By Dustin Rowles | TV | June 6, 2023 |
By Dustin Rowles | TV | June 6, 2023 |
For those who haven’t been keeping track, The Walking Dead is over, but there are three spin-offs coming. The first of which will arrive in two weeks is centered on Negan and Maggie, then one that follows Daryl to Europe, and finally one that brings back Rick and Michonne.
Meanwhile, the eighth and final season of the OG spin-off, Fear the Walking Dead continues to limp along, and the latest episode revisited—for better or worse—a classic The Walking Dead episode. TWD fans may remember the third-season episode, “Clear.” It was the one where Morgan (Lennie James) returned for the first time since the pilot episode. Rick and Carl stumbled upon him in his King County neighborhood, and he had lost his mind. He was writing incoherent things on the wall and did not immediately have any memory of Rick and Carl.
Morgan had lost his mind because he couldn’t force himself to put down the zombified version of his wife, and his son eventually went to his zombie mom and was bitten. Morgan lost his wife and his son, Duane. In this week’s episode of Fear the Walking Dead, Morgan revisits his old house with the intention of finally putting down his zombified son.

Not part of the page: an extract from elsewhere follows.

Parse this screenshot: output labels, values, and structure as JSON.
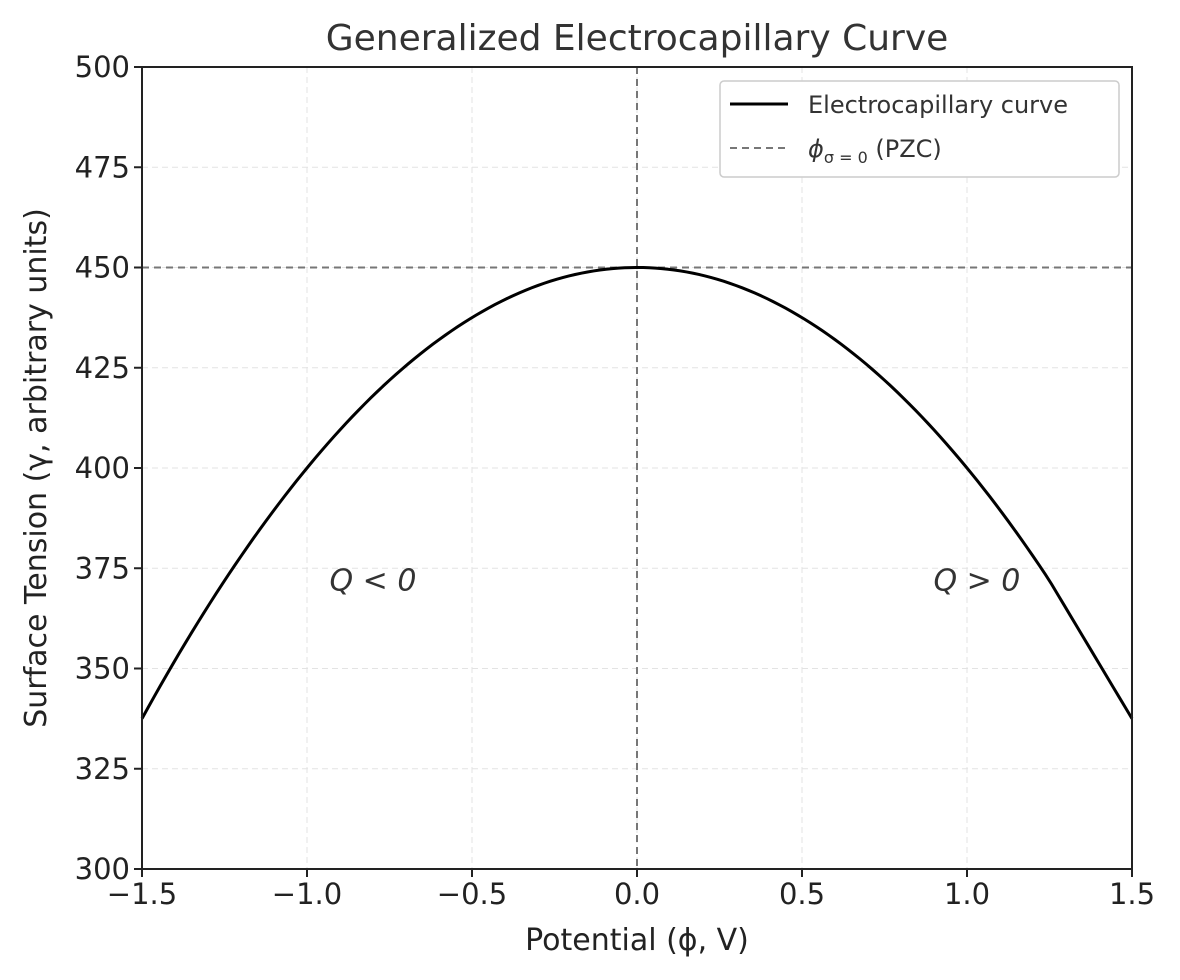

It’s not necessary to get into all of the specifics; the short version is that Morgan began to lose his mind again but managed to hang on to reality long enough to put Duane down before Duane bit Mo, Morgan and Grace’s adopted child. However, for one brief moment, Fear actually instilled fear in the viewer when a zombie popped up and attacked Mo. Grace saved her but was bitten in the process.
Morgan decided to take Grace to June because June had found a “cure” for the zombie virus. Last season, a character named Alicia managed to survive for months after being bitten by a zombie because she had been exposed to radiation. Mo, as a baby, was also allegedly bitten by a zombie and survived, likely because of the amount of radiation she was exposed to. After years of unfortunate trial and error, June had apparently found a way to use just enough radiation to kill the infection but not enough to kill the person. Her “cure” worked on a kid named Finch, the son of Dwight and Sherry (two characters who, like Morgan, also came over from The Walking Dead).
Morgan is hoping to get Grace to June in time to use the “cure” to save her. But is it a cure? Kind of, according to co-showrunner Andrew Chambliss in an interview with the Insider:
What [June] was doing on that train, what P.A.D.R.E.’s doing on that train, really is akin to kind of a more advanced form of amputation. It’s trying to remove the infected tissue before the infection can spread. So even if what they’re doing on that train ends up working, it’s not a cure. It’s not going to end the zombie apocalypse. It would certainly be a very useful tool to have to allow people to survive, particularly if you get bit somewhere where you can’t just chop off an arm or a leg.
So, it’s not a “cure,” but it does remove infected tissue without amputation? In other words, I guess, it’s a “treatment,” which sure seems like it goes against everything the creator of The Walking Dead believed. He was adamant about there never being a cure because he said it’s a “kind of a mythology-breaking proposition.” Maybe that’s why Chambliss is splitting hairs, stopping short of calling it a “cure.” Because even though Robert Kirkman seems to have washed his hands entirely of AMC’s The Walking Dead, no one probably wants to go against his direct wishes, so it’s a life-saving “treatment” and not a “cure.”